The following groups have been used for frequency of undesirable effects:
very common | (≥ 1/10) |
common | (≥ 1/100, < 1/10) |
uncommon | (≥ 1/1000, < 1/100) |
rare | (≥ 1/10 000, < 1/1000) |
very rare | (< 1/10 000) |
not known | (frequency cannot be estimated from the available data) |
Immune system disorders
Very rare: anaphylactic reaction
Metabolism and nutrition disorders
Very rare: decreased appetite
Psychiatric disorders
Very rare: restlessness, anxiety, confusion
Nervous system disorders
Rare: headache, dizziness, metallic taste
Very rare: syncope, nystagmus, drowsiness, tremor, convulsions
Not known: sleepiness, loss of coordination, hypoesthesia*, paraesthesia*
Eye disorders
Rare: conjunctivitis
Very rare: visual impairment, double vision
Cardiac disorders
Very rare: bradycardia
Vascular disorders
Rare: hypotonia
Very rare: hot flash
Respiratory, thoracic and mediastinal disorders
Rare: swelling of the nasal mucosa
Gastrointestinal disorders
Very rare: feeling sick, vomiting
Not known: nausea, diarrhoea
Skin and subcutaneous tissue disorders
Rare: angioedema, skin rash, pruritus, urticaria
General disorders and administration site conditions
Rare: fever
Not known: fatigue
*Localised,temporary sensory disorders predominantly affecting the head (e.g. face, scalp), the mouth region (e.g. lips and tongue) or the limbs (hands, fingers, feet).

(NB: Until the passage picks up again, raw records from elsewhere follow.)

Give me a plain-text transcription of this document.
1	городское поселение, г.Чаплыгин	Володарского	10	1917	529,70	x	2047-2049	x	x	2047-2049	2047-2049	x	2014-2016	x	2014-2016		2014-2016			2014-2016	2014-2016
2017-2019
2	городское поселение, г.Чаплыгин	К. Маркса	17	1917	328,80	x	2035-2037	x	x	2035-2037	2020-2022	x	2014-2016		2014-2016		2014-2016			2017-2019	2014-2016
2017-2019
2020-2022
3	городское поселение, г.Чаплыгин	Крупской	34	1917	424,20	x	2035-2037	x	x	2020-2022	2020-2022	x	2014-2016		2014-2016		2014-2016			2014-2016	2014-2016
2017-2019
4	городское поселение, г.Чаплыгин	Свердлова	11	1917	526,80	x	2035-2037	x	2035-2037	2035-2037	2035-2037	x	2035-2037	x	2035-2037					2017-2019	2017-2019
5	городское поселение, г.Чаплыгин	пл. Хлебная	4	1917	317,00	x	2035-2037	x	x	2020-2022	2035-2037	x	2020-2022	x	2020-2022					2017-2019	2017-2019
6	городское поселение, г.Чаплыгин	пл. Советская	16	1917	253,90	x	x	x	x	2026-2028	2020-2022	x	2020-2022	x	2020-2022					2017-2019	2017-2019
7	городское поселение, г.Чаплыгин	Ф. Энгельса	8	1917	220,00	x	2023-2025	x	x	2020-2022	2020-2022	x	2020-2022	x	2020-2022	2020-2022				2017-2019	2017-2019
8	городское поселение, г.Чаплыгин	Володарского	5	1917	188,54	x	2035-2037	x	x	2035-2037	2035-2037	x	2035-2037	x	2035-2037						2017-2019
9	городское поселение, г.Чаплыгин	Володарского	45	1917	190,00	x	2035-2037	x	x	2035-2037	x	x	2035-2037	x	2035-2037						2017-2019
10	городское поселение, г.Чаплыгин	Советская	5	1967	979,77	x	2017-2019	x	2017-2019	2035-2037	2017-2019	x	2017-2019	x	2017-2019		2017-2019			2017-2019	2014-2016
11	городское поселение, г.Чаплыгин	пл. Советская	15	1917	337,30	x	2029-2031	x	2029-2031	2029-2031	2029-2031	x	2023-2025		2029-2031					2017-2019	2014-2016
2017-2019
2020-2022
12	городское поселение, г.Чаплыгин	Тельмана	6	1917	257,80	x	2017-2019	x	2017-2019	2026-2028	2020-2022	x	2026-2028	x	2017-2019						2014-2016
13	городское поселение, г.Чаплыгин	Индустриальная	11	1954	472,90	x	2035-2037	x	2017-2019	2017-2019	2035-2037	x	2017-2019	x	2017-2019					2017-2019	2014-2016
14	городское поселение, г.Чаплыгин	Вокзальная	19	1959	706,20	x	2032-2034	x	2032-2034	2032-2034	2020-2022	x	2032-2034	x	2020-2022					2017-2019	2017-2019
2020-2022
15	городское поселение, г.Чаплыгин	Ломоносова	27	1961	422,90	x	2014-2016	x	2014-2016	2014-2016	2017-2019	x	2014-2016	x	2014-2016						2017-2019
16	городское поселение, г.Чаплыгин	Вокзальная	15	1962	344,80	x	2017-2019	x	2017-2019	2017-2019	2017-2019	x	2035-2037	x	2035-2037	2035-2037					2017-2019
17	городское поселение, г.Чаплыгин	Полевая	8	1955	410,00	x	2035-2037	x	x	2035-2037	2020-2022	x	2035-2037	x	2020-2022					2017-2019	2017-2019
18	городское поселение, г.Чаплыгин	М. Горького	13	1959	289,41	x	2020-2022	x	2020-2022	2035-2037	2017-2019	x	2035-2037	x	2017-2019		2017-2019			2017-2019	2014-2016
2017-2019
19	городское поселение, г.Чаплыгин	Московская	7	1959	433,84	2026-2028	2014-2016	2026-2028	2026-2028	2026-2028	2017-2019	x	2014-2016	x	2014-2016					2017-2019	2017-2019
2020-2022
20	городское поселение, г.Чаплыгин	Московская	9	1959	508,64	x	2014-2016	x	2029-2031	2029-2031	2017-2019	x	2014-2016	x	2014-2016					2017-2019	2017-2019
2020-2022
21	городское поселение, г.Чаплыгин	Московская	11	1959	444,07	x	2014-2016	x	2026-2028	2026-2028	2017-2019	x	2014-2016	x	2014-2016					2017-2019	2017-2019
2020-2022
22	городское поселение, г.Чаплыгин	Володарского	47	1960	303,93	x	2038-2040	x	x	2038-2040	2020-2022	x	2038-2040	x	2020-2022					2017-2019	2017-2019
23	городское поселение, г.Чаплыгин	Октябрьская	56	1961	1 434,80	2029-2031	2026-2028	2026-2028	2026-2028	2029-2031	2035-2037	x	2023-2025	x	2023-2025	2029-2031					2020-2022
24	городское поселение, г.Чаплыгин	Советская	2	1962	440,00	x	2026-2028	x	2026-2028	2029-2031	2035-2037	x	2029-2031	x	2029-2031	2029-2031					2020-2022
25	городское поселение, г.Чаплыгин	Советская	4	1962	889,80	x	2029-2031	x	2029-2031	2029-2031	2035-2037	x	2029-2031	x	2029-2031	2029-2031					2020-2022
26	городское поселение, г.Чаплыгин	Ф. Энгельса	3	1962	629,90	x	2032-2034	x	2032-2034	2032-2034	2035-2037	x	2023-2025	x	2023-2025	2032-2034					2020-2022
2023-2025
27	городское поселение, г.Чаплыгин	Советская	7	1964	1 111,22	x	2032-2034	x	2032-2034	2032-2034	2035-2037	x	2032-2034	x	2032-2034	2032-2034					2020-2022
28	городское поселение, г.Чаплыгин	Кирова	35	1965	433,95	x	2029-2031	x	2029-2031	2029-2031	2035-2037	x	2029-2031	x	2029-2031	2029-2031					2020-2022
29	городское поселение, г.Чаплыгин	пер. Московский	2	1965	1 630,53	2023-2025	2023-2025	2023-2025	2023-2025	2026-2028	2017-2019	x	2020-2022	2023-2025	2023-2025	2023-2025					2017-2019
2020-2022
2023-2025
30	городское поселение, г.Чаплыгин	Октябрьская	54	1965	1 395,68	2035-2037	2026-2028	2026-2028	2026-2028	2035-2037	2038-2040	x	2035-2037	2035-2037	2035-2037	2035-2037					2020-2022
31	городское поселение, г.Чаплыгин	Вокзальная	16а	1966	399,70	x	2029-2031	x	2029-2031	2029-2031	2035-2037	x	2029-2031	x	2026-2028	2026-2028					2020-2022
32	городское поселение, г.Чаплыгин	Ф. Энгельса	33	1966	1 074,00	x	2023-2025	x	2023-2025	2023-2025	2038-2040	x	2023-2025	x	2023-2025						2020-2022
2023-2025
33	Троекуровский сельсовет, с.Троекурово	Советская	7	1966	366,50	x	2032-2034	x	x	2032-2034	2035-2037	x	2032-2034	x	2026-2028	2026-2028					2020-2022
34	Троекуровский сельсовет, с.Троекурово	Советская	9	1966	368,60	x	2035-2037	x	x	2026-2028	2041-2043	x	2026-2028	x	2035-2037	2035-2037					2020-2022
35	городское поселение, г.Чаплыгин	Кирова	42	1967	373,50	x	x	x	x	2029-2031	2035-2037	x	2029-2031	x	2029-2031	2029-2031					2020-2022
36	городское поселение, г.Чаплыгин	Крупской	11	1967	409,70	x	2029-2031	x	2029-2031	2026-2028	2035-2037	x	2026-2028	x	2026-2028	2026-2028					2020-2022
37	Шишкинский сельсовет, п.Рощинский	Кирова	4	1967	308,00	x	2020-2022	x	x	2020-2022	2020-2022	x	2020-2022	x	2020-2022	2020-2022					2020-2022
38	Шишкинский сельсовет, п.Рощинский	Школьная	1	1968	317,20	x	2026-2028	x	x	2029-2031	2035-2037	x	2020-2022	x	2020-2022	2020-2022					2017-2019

Reporting of suspected adverse reactions
Reporting suspected adverse reactions after authorisation of the medicinal product is important. It allows continued monitoring of the benefit/risk balance of the medicinal product. Healthcare professionals are asked to report any suspected adverse reactions via the yellow card scheme at: www.mhra.gov.uk/yellowcard or search for MHRA Yellow Card in the Google Play or Apple App Store.